Can I ask why you decided to teach your children so systematically from so young?
Sure! My husband and I both went to Stanford University, where we both felt just average. What we noticed, were that the kids there from academically advantaged homes (children of alumni, children of alumni from ivy league schools, children of Phds, kids who had gone to prep school etc) found Stanford much easier than we did. It wasn't necessarily that they were so much smarter (although a lot of them were), but many of them were just better prepared.

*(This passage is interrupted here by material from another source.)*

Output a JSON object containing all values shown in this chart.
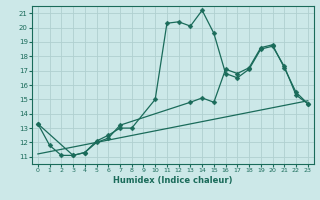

That's curious; some of my core decisions about educating my son are driven from my own experience of feeling I wasn't as well prepared for university as I could have been, but my decisions have gone a completely different way. In my case, the problem, as I see it, was that I hadn't been challenged enough at school - instead of giving me harder tasks (especially in maths), those around me had encouraged my perfectionism. So I went to university with an absolutely rock solid basis of school-level material, but when I finally got to a level where some of the work wasn't easy for me, I had no idea how to deal with that situation and felt the universe was broken! Took me years to get back on an even keel. It would have been far better for me if I'd gone to university with some gaps in the prerequisite knowledge but with experience of getting through somehow when I didn't understand something. I determined that my DS should always have problems that were hard for him, including things he couldn't do, no matter how good he was at something, and not too much direction; I want him to struggle a bit and to know that that's OK. Before he started school I was very happy he should work at whatever he was interested in in the way that preschoolers do; I stepped in to influence his maths when he started to complain that what they did at school was boring. In fact this was part of why I positively decided not to teach him to read (even though I knew my mother had taught me) - when he was a baby, I had a vision of this being his first experience of struggling with something and getting there with effort, and that seemed good. Of course in the event, he doesn't remember not being able to read, but I tried!
The bottom line is surely that we do what feels right in our families, influenced by our experiences and whatever else we find to assimilate. One of the things I find interesting about this place is the different decisions people make.